Example floating
Example floating
Sulteng

Empati Korban Gempa, Pemkab Sigi Sederhanakan Perayaan HUT ke-18 dan Gelar Konser Amal

15
×

Empati Korban Gempa, Pemkab Sigi Sederhanakan Perayaan HUT ke-18 dan Gelar Konser Amal

Share this article
Bupati Sigi, Mohamad Rizal Intjenae, dalam sambutannya di Dzikir Akbar dalam rangka Tahun Baru Islam 1 Muharram 1448 Hijriah sekaligus menyambut HUT Kabupaten Sigi ke-18 di Taman Likuifaksi, Desa Lolu, Kecamatan Sigi Biromaru.Foto: Istimewa
Example 468x60

Sigi, Japrinews.id – Pemerintah Kabupaten Sigi memutuskan menyederhanakan rangkaian peringatan Hari Ulang Tahun (HUT) Kabupaten Sigi ke-18 sebagai bentuk kepedulian terhadap masyarakat yang terdampak gempa bumi berkekuatan magnitudo 6,7 yang mengguncang wilayah Palolo dan Nokilalaki.

Keputusan tersebut disampaikan Bupati Sigi, Mohamad Rizal Intjenae, saat menghadiri Dzikir Akbar dalam rangka Tahun Baru Islam 1 Muharram 1448 Hijriah sekaligus menyambut HUT Kabupaten Sigi ke-18 di Taman Likuifaksi, Desa Lolu, Kecamatan Sigi Biromaru.

Rizal mengatakan, sejumlah agenda yang sebelumnya direncanakan untuk memeriahkan HUT daerah pada 24 Juni mendatang terpaksa ditiadakan.
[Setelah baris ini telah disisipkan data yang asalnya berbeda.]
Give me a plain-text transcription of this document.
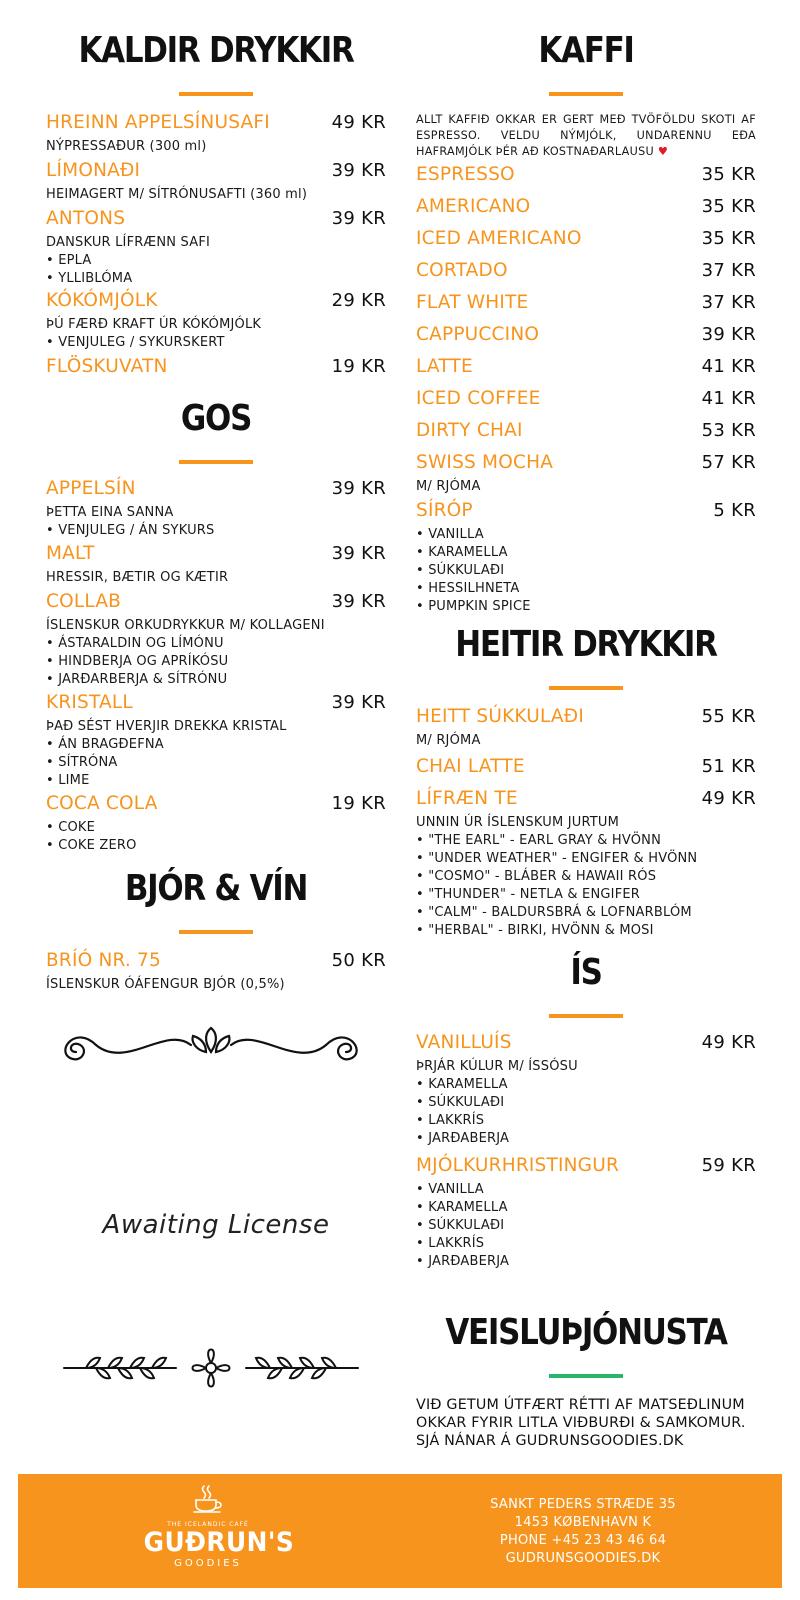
KALDIR DRYKKIR
HREINN APPELSÍNUSAFI	49 KR
NÝPRESSAÐUR (300 ml)
LÍMONAÐI	39 KR
HEIMAGERT M/ SÍTRÓNUSAFTI (360 ml)
ANTONS	39 KR
DANSKUR LÍFRÆNN SAFI
• EPLA
• YLLIBLÓMA
KÓKÓMJÓLK	29 KR
ÞÚ FÆRÐ KRAFT ÚR KÓKÓMJÓLK
• VENJULEG / SYKURSKERT
FLÖSKUVATN	19 KR
GOS
APPELSÍN	39 KR
ÞETTA EINA SANNA
• VENJULEG / ÁN SYKURS
MALT	39 KR
HRESSIR, BÆTIR OG KÆTIR
COLLAB	39 KR
ÍSLENSKUR ORKUDRYKKUR M/ KOLLAGENI
• ÁSTARALDIN OG LÍMÓNU
• HINDBERJA OG APRÍKÓSU
• JARÐARBERJA & SÍTRÓNU
KRISTALL	39 KR
ÞAÐ SÉST HVERJIR DREKKA KRISTAL
• ÁN BRAGÐEFNA
• SÍTRÓNA
• LIME
COCA COLA	19 KR
• COKE
• COKE ZERO
BJÓR & VÍN
BRÍÓ NR. 75	50 KR
ÍSLENSKUR ÓÁFENGUR BJÓR (0,5%)
Awaiting License
KAFFI
ALLT KAFFIÐ OKKAR ER GERT MEÐ TVÖFÖLDU SKOTI AF ESPRESSO. VELDU NÝMJÓLK, UNDARENNU EÐA HAFRAMJÓLK ÞÉR AÐ KOSTNAÐARLAUSU ♥
ESPRESSO	35 KR
AMERICANO	35 KR
ICED AMERICANO	35 KR
CORTADO	37 KR
FLAT WHITE	37 KR
CAPPUCCINO	39 KR
LATTE	41 KR
ICED COFFEE	41 KR
DIRTY CHAI	53 KR
SWISS MOCHA	57 KR
M/ RJÓMA
SÍRÓP	5 KR
• VANILLA
• KARAMELLA
• SÚKKULAÐI
• HESSILHNETA
• PUMPKIN SPICE
HEITIR DRYKKIR
HEITT SÚKKULAÐI	55 KR
M/ RJÓMA
CHAI LATTE	51 KR
LÍFRÆN TE	49 KR
UNNIN ÚR ÍSLENSKUM JURTUM
• "THE EARL" - EARL GRAY & HVÖNN
• "UNDER WEATHER" - ENGIFER & HVÖNN
• "COSMO" - BLÁBER & HAWAII RÓS
• "THUNDER" - NETLA & ENGIFER
• "CALM" - BALDURSBRÁ & LOFNARBLÓM
• "HERBAL" - BIRKI, HVÖNN & MOSI
ÍS
VANILLUÍS	49 KR
ÞRJÁR KÚLUR M/ ÍSSÓSU
• KARAMELLA
• SÚKKULAÐI
• LAKKRÍS
• JARÐABERJA
MJÓLKURHRISTINGUR	59 KR
• VANILLA
• KARAMELLA
• SÚKKULAÐI
• LAKKRÍS
• JARÐABERJA
VEISLUÞJÓNUSTA
VIÐ GETUM ÚTFÆRT RÉTTI AF MATSEÐLINUM
OKKAR FYRIR LITLA VIÐBURÐI & SAMKOMUR.
SJÁ NÁNAR Á GUDRUNSGOODIES.DK
THE ICELANDIC CAFÉ
GUÐRUN'S
GOODIES
SANKT PEDERS STRÆDE 35
1453 KØBENHAVN K
PHONE +45 23 43 46 64
GUDRUNSGOODIES.DK
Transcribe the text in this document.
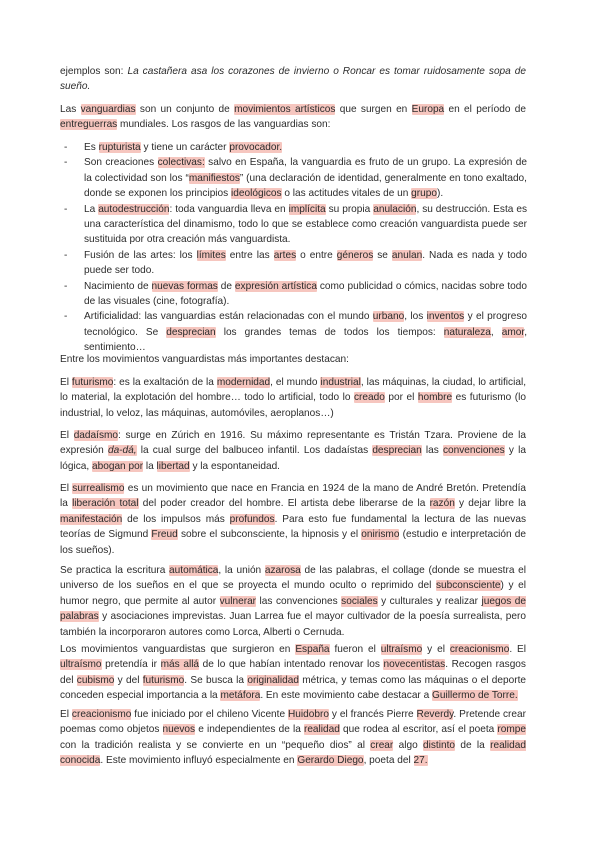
ejemplos son: La castañera asa los corazones de invierno o Roncar es tomar ruidosamente sopa de sueño.

Las vanguardias son un conjunto de movimientos artísticos que surgen en Europa en el período de entreguerras mundiales. Los rasgos de las vanguardias son:

- Es rupturista y tiene un carácter provocador.
- Son creaciones colectivas: salvo en España, la vanguardia es fruto de un grupo. La expresión de la colectividad son los “manifiestos” (una declaración de identidad, generalmente en tono exaltado, donde se exponen los principios ideológicos o las actitudes vitales de un grupo).
- La autodestrucción: toda vanguardia lleva en implícita su propia anulación, su destrucción. Esta es una característica del dinamismo, todo lo que se establece como creación vanguardista puede ser sustituida por otra creación más vanguardista.
- Fusión de las artes: los límites entre las artes o entre géneros se anulan. Nada es nada y todo puede ser todo.
- Nacimiento de nuevas formas de expresión artística como publicidad o cómics, nacidas sobre todo de las visuales (cine, fotografía).
- Artificialidad: las vanguardias están relacionadas con el mundo urbano, los inventos y el progreso tecnológico. Se desprecian los grandes temas de todos los tiempos: naturaleza, amor, sentimiento…

Entre los movimientos vanguardistas más importantes destacan:

El futurismo: es la exaltación de la modernidad, el mundo industrial, las máquinas, la ciudad, lo artificial, lo material, la explotación del hombre… todo lo artificial, todo lo creado por el hombre es futurismo (lo industrial, lo veloz, las máquinas, automóviles, aeroplanos…)

El dadaísmo: surge en Zúrich en 1916. Su máximo representante es Tristán Tzara. Proviene de la expresión da-dá, la cual surge del balbuceo infantil. Los dadaístas desprecian las convenciones y la lógica, abogan por la libertad y la espontaneidad.

El surrealismo es un movimiento que nace en Francia en 1924 de la mano de André Bretón. Pretendía la liberación total del poder creador del hombre. El artista debe liberarse de la razón y dejar libre la manifestación de los impulsos más profundos. Para esto fue fundamental la lectura de las nuevas teorías de Sigmund Freud sobre el subconsciente, la hipnosis y el onirismo (estudio e interpretación de los sueños).

Se practica la escritura automática, la unión azarosa de las palabras, el collage (donde se muestra el universo de los sueños en el que se proyecta el mundo oculto o reprimido del subconsciente) y el humor negro, que permite al autor vulnerar las convenciones sociales y culturales y realizar juegos de palabras y asociaciones imprevistas. Juan Larrea fue el mayor cultivador de la poesía surrealista, pero también la incorporaron autores como Lorca, Alberti o Cernuda.

Los movimientos vanguardistas que surgieron en España fueron el ultraísmo y el creacionismo. El ultraísmo pretendía ir más allá de lo que habían intentado renovar los novecentistas. Recogen rasgos del cubismo y del futurismo. Se busca la originalidad métrica, y temas como las máquinas o el deporte conceden especial importancia a la metáfora. En este movimiento cabe destacar a Guillermo de Torre.

El creacionismo fue iniciado por el chileno Vicente Huidobro y el francés Pierre Reverdy. Pretende crear poemas como objetos nuevos e independientes de la realidad que rodea al escritor, así el poeta rompe con la tradición realista y se convierte en un “pequeño dios” al crear algo distinto de la realidad conocida. Este movimiento influyó especialmente en Gerardo Diego, poeta del 27.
Pemerintah daerah memilih menyesuaikan konsep perayaan dengan kondisi masyarakat yang masih berupaya bangkit pascagempa.

Awalnya, Pemkab Sigi berencana menggelar pawai pembangunan dan pameran daerah untuk menampilkan berbagai capaian program pembangunan kepada masyarakat. Namun, agenda tersebut ditunda setelah mempertimbangkan situasi dan kebutuhan warga terdampak bencana.

“Saya sebelumnya sudah menyampaikan kepada panitia terkait pelaksanaan pawai pembangunan agar masyarakat dapat melihat perkembangan program-program pemerintah daerah. Namun melihat kondisi saat ini, kegiatan tersebut kami tunda,” ujar Rizal.

Selain pawai dan pameran, tarian kolosal yang telah masuk dalam rangkaian acara peringatan HUT juga dibatalkan. Sebagai gantinya, pemerintah daerah akan menggelar konser amal yang bertujuan menghimpun bantuan bagi masyarakat terdampak gempa, khususnya di Kecamatan Palolo dan Nokilalaki.

“Saya juga tidak akan mengadakan tarian kolosal karena melihat situasi dan kondisi yang ada. Kehadiran artis nantinya akan diarahkan menjadi konser amal untuk mengumpulkan dana bantuan bagi masyarakat terdampak,” katanya.

Menurut Rizal, konser amal tersebut diharapkan dapat melibatkan berbagai sponsor, donatur, serta elemen masyarakat yang ingin berpartisipasi membantu korban bencana. Dana yang berhasil dihimpun akan disalurkan kepada warga yang mengalami kerusakan rumah maupun kehilangan tempat tinggal akibat gempa.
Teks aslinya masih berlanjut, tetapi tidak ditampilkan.